入力embeddingの情報の減衰を防ぐ
LSTMの内部次元数を増やす
ネットワークを多層化する
出力MLP層を追加する
このうち、最後のLSTMの内部次元数を増やすには、モデルの構成を少し変更する必要があります。
具体的には、LSTMの出力に残差接続を繋げている部分の次元が合わなくなるため、接続の仕方を変える必要があります。そして、その上で、次元数を変換するための線形変換をLSTMの入力と出力に適用します。
入力の情報の減衰を防ぐ
残差接続の部分の変更を検討する前に、入力embeddingの情報の減衰を防ぐ方法について検討しました。これは、残差接続の部分の変更と変更箇所が重なるためです。

(1)は、LSTMの出力に再度、入力embeddingを加算して情報減衰を防ぐ方法です。メリットは、パラメータサイズに変更がない点です。
(2)は、入力embeddingをコンテキストではなく、LSTMの入力の一部として与える方法です。この場合は、LSTMの入力次元が2倍になるため、パラメータサイズが増加するというデメリットがあります。
本記事では、(1)を分析することとして、パターンのバリエーションとして、次の設定を検討しました。
残差を接続しない
残差を出力にのみ接続し、再帰入力には接続しない
残差を出力と再帰入力の両方に接続する
生成画像
生成画像は上から次の順に並んでいます。
Deprojectorなし
入力を加算せず、残差を出力と再帰入力に含む
入力を加算し、残差を接続しない
入力を加算し、残差を出力のみに含む
入力を加算し、残差を出力と再帰入力に含む
使用したプロンプトはこれまでと同様、次の通りです。
単一embedding
cat maid (猫耳メイド)
1girl red hair blue eye black skirt(赤髪 青目 黒スカート)
1boy 1girl in class room(少年 少女 教室)
複数embeddingの合成
cat, maid (猫 メイド)
1girl, red hair, blue eye, black skirt (赤髪 青目 黒スカート)
1boy, 1girl, in class room (少年 少女 教室)


以上の実験から、「4. 入力を加算し、残差を出力のみに含む」の結果が最もノイズを低減していると見られます。
次元数変換のための線形変換
次に、LSTMの内部次元数を増やす際の残差接続部分の変更として、次の2種類を検討しました。

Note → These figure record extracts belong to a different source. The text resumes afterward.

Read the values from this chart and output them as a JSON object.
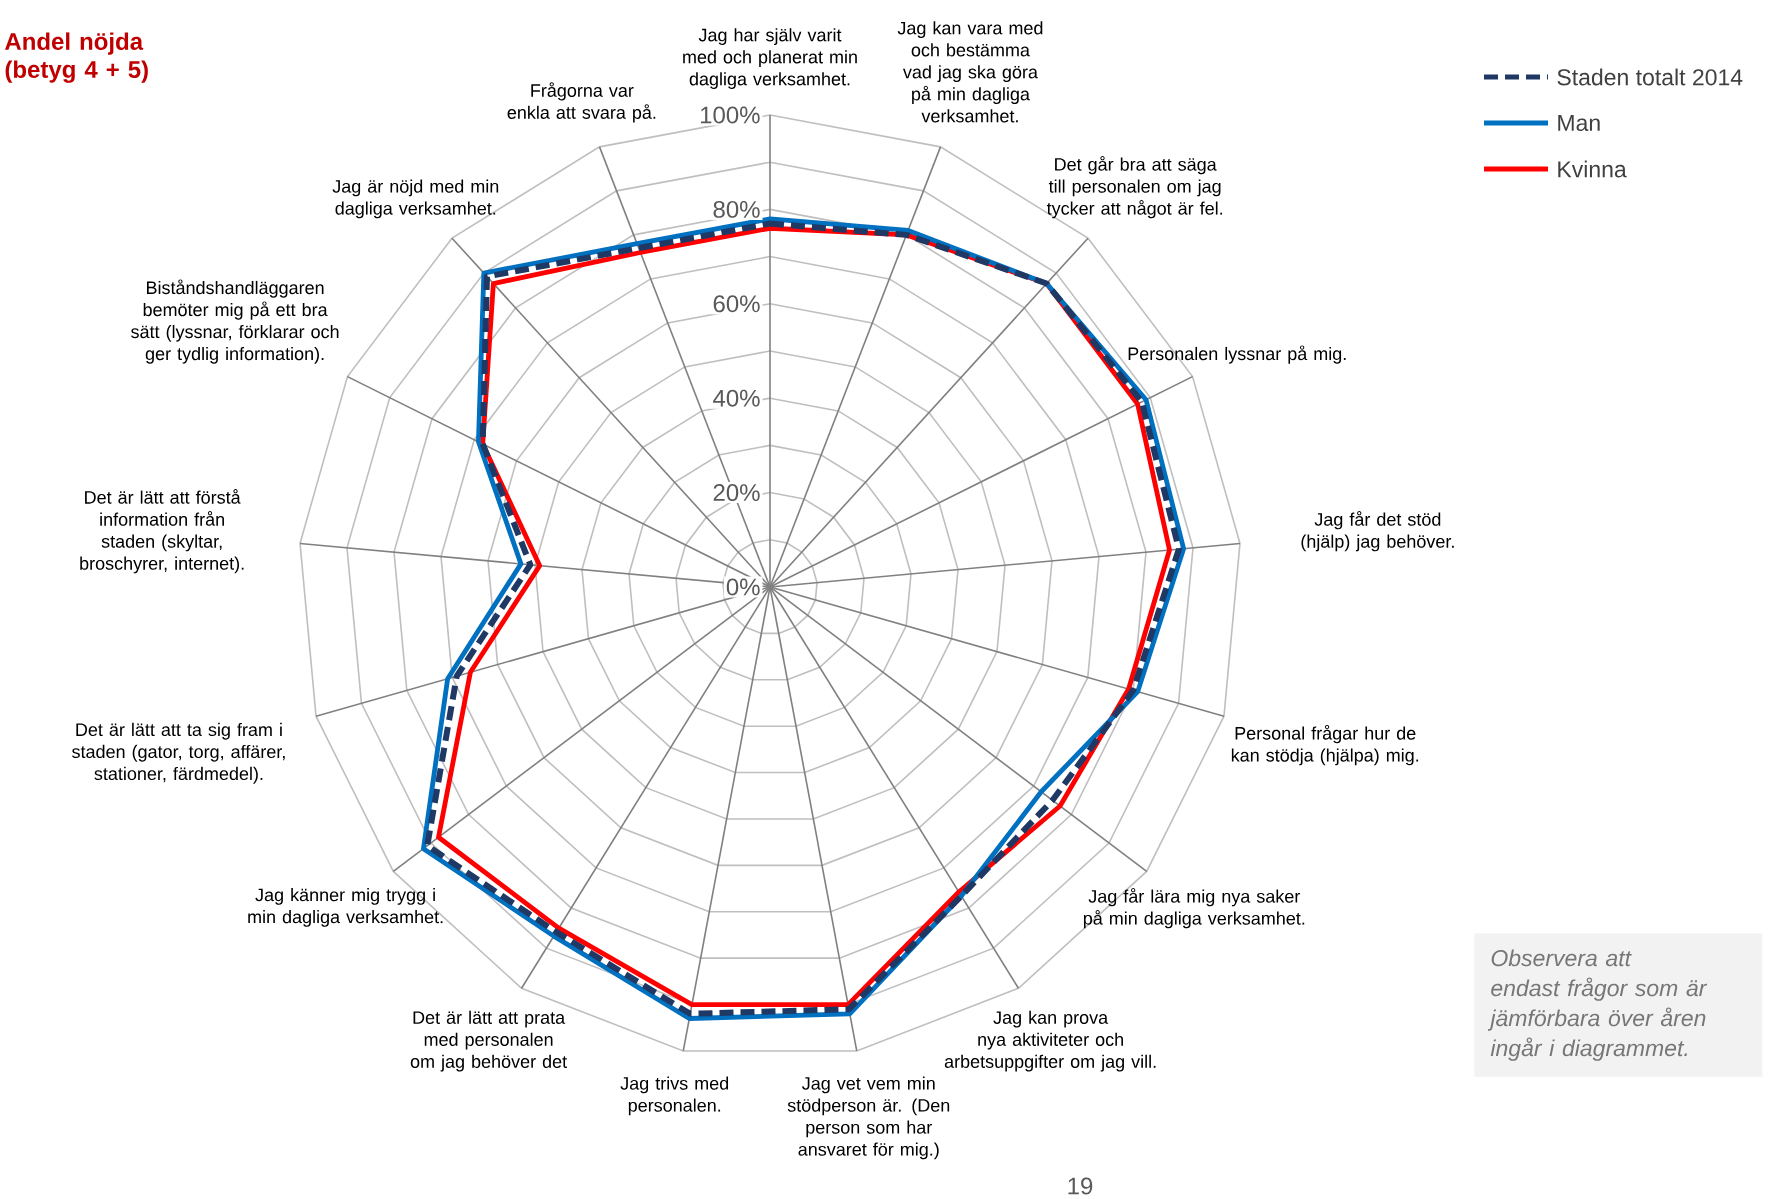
{
  "chart_data": {
    "type": "radar",
    "title": "Andel nöjda (betyg 4 + 5)",
    "categories": [
      "Jag har själv varit med och planerat min dagliga verksamhet.",
      "Jag kan vara med och bestämma vad jag ska göra på min dagliga verksamhet.",
      "Det går bra att säga till personalen om jag tycker att något är fel.",
      "Personalen lyssnar på mig.",
      "Jag får det stöd (hjälp) jag behöver.",
      "Personal frågar hur de kan stödja (hjälpa) mig.",
      "Jag får lära mig nya saker på min dagliga verksamhet.",
      "Jag kan prova nya aktiviteter och arbetsuppgifter om jag vill.",
      "Jag vet vem min stödperson är. (Den person som har ansvaret för mig.)",
      "Jag trivs med personalen.",
      "Det är lätt att prata med personalen om jag behöver det",
      "Jag känner mig trygg i min dagliga verksamhet.",
      "Det är lätt att ta sig fram i staden (gator, torg, affärer, stationer, färdmedel).",
      "Det är lätt att förstå information från staden (skyltar, broschyrer, internet).",
      "Biståndshandläggaren bemöter mig på ett bra sätt (lyssnar, förklarar och ger tydlig information).",
      "Jag är nöjd med min dagliga verksamhet.",
      "Frågorna var enkla att svara på."
    ],
    "series": [
      {
        "name": "Staden totalt 2014",
        "color": "#1f3864",
        "line_style": "dashed",
        "values": [
          77,
          80,
          87,
          88,
          87,
          80,
          75,
          77,
          91,
          92,
          86,
          91,
          69,
          51,
          68,
          89,
          77
        ]
      },
      {
        "name": "Man",
        "color": "#0070c0",
        "values": [
          78,
          81,
          87,
          89,
          88,
          81,
          72,
          77,
          92,
          93,
          87,
          92,
          71,
          53,
          69,
          90,
          78
        ]
      },
      {
        "name": "Kvinna",
        "color": "#ff0000",
        "values": [
          76,
          80,
          87,
          87,
          85,
          79,
          77,
          76,
          90,
          90,
          85,
          88,
          66,
          49,
          68,
          87,
          76
        ]
      }
    ],
    "ylim": [
      0,
      100
    ],
    "yticks": [
      {
        "value": 0,
        "label": "0%"
      },
      {
        "value": 20,
        "label": "20%"
      },
      {
        "value": 40,
        "label": "40%"
      },
      {
        "value": 60,
        "label": "60%"
      },
      {
        "value": 80,
        "label": "80%"
      },
      {
        "value": 100,
        "label": "100%"
      }
    ],
    "grid": true,
    "legend": "top right",
    "marker": "none",
    "line_style": "solid",
    "annotations": [
      "Observera att endast frågor som är jämförbara över åren ingår i diagrammet.",
      "19"
    ]
  }
}
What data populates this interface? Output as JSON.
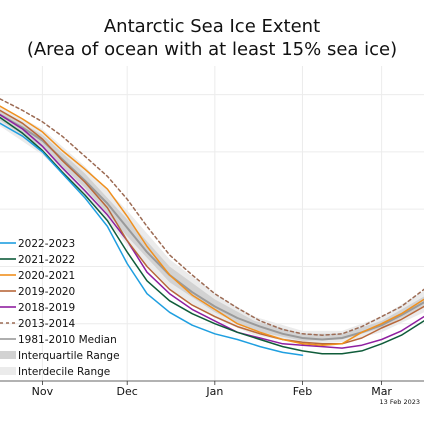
{
  "chart_data": {
    "type": "line",
    "title": "Antarctic Sea Ice Extent",
    "subtitle": "(Area of ocean with at least 15% sea ice)",
    "xlabel": "",
    "ylabel": "",
    "x_ticks": [
      "Nov",
      "Dec",
      "Jan",
      "Feb",
      "Mar"
    ],
    "x_tick_days": [
      15,
      45,
      76,
      107,
      135
    ],
    "xlim": [
      0,
      150
    ],
    "ylim": [
      0,
      22
    ],
    "grid": true,
    "legend_position": "left",
    "date_stamp": "13 Feb 2023",
    "bands": [
      {
        "name": "Interdecile Range",
        "color": "#ebebeb",
        "x": [
          0,
          15,
          30,
          45,
          60,
          76,
          90,
          107,
          121,
          135,
          150
        ],
        "lower": [
          17.8,
          15.8,
          13.0,
          9.5,
          6.4,
          4.4,
          3.2,
          2.6,
          2.7,
          3.4,
          4.8
        ],
        "upper": [
          19.2,
          17.6,
          15.0,
          11.9,
          8.5,
          6.1,
          4.5,
          3.5,
          3.5,
          4.5,
          6.3
        ]
      },
      {
        "name": "Interquartile Range",
        "color": "#d2d2d2",
        "x": [
          0,
          15,
          30,
          45,
          60,
          76,
          90,
          107,
          121,
          135,
          150
        ],
        "lower": [
          18.2,
          16.3,
          13.5,
          10.1,
          6.9,
          4.8,
          3.5,
          2.8,
          2.9,
          3.7,
          5.2
        ],
        "upper": [
          18.9,
          17.2,
          14.5,
          11.3,
          8.0,
          5.7,
          4.2,
          3.3,
          3.3,
          4.2,
          5.9
        ]
      }
    ],
    "series": [
      {
        "name": "2022-2023",
        "color": "#1f9fe0",
        "dash": "",
        "x": [
          0,
          8,
          15,
          22,
          30,
          38,
          45,
          52,
          60,
          68,
          76,
          84,
          92,
          100,
          107
        ],
        "values": [
          18.0,
          17.1,
          16.0,
          14.5,
          12.8,
          10.8,
          8.2,
          6.1,
          4.8,
          3.9,
          3.3,
          2.9,
          2.4,
          2.0,
          1.8
        ]
      },
      {
        "name": "2021-2022",
        "color": "#0f5c3a",
        "dash": "",
        "x": [
          0,
          8,
          15,
          22,
          30,
          38,
          45,
          52,
          60,
          68,
          76,
          84,
          92,
          100,
          107,
          114,
          121,
          128,
          135,
          142,
          150
        ],
        "values": [
          18.4,
          17.3,
          16.1,
          14.6,
          13.0,
          11.2,
          9.0,
          7.0,
          5.6,
          4.7,
          4.0,
          3.4,
          2.9,
          2.4,
          2.1,
          1.9,
          1.9,
          2.1,
          2.6,
          3.2,
          4.2
        ]
      },
      {
        "name": "2020-2021",
        "color": "#f0901e",
        "dash": "",
        "x": [
          0,
          8,
          15,
          22,
          30,
          38,
          45,
          52,
          60,
          68,
          76,
          84,
          92,
          100,
          107,
          114,
          121,
          128,
          135,
          142,
          150
        ],
        "values": [
          19.2,
          18.3,
          17.4,
          16.1,
          14.8,
          13.4,
          11.5,
          9.4,
          7.4,
          6.0,
          5.0,
          4.0,
          3.4,
          2.9,
          2.6,
          2.5,
          2.6,
          3.4,
          4.0,
          4.7,
          5.7
        ]
      },
      {
        "name": "2019-2020",
        "color": "#b8683a",
        "dash": "",
        "x": [
          0,
          8,
          15,
          22,
          30,
          38,
          45,
          52,
          60,
          68,
          76,
          84,
          92,
          100,
          107,
          114,
          121,
          128,
          135,
          142,
          150
        ],
        "values": [
          18.9,
          18.0,
          16.9,
          15.4,
          13.9,
          12.1,
          9.8,
          8.0,
          6.4,
          5.3,
          4.5,
          3.8,
          3.3,
          2.9,
          2.7,
          2.6,
          2.6,
          3.0,
          3.7,
          4.3,
          5.2
        ]
      },
      {
        "name": "2018-2019",
        "color": "#8f1fa0",
        "dash": "",
        "x": [
          0,
          8,
          15,
          22,
          30,
          38,
          45,
          52,
          60,
          68,
          76,
          84,
          92,
          100,
          107,
          114,
          121,
          128,
          135,
          142,
          150
        ],
        "values": [
          18.6,
          17.6,
          16.4,
          14.9,
          13.3,
          11.6,
          9.8,
          7.6,
          6.1,
          5.0,
          4.2,
          3.4,
          3.0,
          2.6,
          2.5,
          2.4,
          2.3,
          2.5,
          2.9,
          3.5,
          4.5
        ]
      },
      {
        "name": "2013-2014",
        "color": "#9c6b54",
        "dash": "3,3",
        "x": [
          0,
          8,
          15,
          22,
          30,
          38,
          45,
          52,
          60,
          68,
          76,
          84,
          92,
          100,
          107,
          114,
          121,
          128,
          135,
          142,
          150
        ],
        "values": [
          19.7,
          18.9,
          18.1,
          17.1,
          15.7,
          14.3,
          12.7,
          10.8,
          8.8,
          7.4,
          6.1,
          5.1,
          4.2,
          3.6,
          3.3,
          3.2,
          3.3,
          3.8,
          4.5,
          5.2,
          6.4
        ]
      },
      {
        "name": "1981-2010 Median",
        "color": "#9a9a9a",
        "dash": "",
        "x": [
          0,
          8,
          15,
          22,
          30,
          38,
          45,
          52,
          60,
          68,
          76,
          84,
          92,
          100,
          107,
          114,
          121,
          128,
          135,
          142,
          150
        ],
        "values": [
          18.6,
          17.7,
          16.8,
          15.5,
          14.0,
          12.4,
          10.7,
          9.0,
          7.4,
          6.2,
          5.2,
          4.4,
          3.8,
          3.3,
          3.0,
          2.9,
          3.0,
          3.4,
          3.9,
          4.6,
          5.5
        ]
      }
    ],
    "legend": [
      {
        "label": "2022-2023",
        "kind": "line",
        "color": "#1f9fe0"
      },
      {
        "label": "2021-2022",
        "kind": "line",
        "color": "#0f5c3a"
      },
      {
        "label": "2020-2021",
        "kind": "line",
        "color": "#f0901e"
      },
      {
        "label": "2019-2020",
        "kind": "line",
        "color": "#b8683a"
      },
      {
        "label": "2018-2019",
        "kind": "line",
        "color": "#8f1fa0"
      },
      {
        "label": "2013-2014",
        "kind": "dashed",
        "color": "#9c6b54"
      },
      {
        "label": "1981-2010 Median",
        "kind": "line",
        "color": "#9a9a9a"
      },
      {
        "label": "Interquartile Range",
        "kind": "band",
        "color": "#d2d2d2"
      },
      {
        "label": "Interdecile Range",
        "kind": "band",
        "color": "#ebebeb"
      }
    ]
  }
}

(1)は、残差接続を出力線形変換後に繋げ、その後に追加の変換は適用しません。バリエーションとして、残差接続を直接繋げず、1回線形変換を挟んで接続する方法も検討します。
(2)は、LSTMの出力に線形変換を適用して次元数を合わせてから残差接続を繋げ、さらに最後に出力線形変換を適用します。
どちらのバージョンも、入力embeddingをLSTMのコンテキストに繋ぐ際に、線形変換を適用して次元数を調整します。ただし、本記事の実験では、LSTMの内部次元数は入力次元数と同じものを使用し、アーキテクチャの変化のみの影響を確認します。
生成画像
生成画像は上から次の順に並んでいます。
Deprojectorなし
線形次元変換を適用しない。残差を出力のみに含む
線形次元変換を適用。線形変換なしで残差接続
線形次元変換を適用。線形変換後に残差接続
線形次元変換を適用。残差接続後に線形変換


次元数変換のための線形変換を適用すると、生成画像のノイズが増えました。3つの残差接続のバリエーションには大きな差は見られませんでした。
まとめ
入力embeddingの情報減衰を防ぐために、LSTMのコンテキストにステップごとに加算する方法を試し、改善が見られました。
次元変換のための線形変換は、生成画像のノイズを増やしました。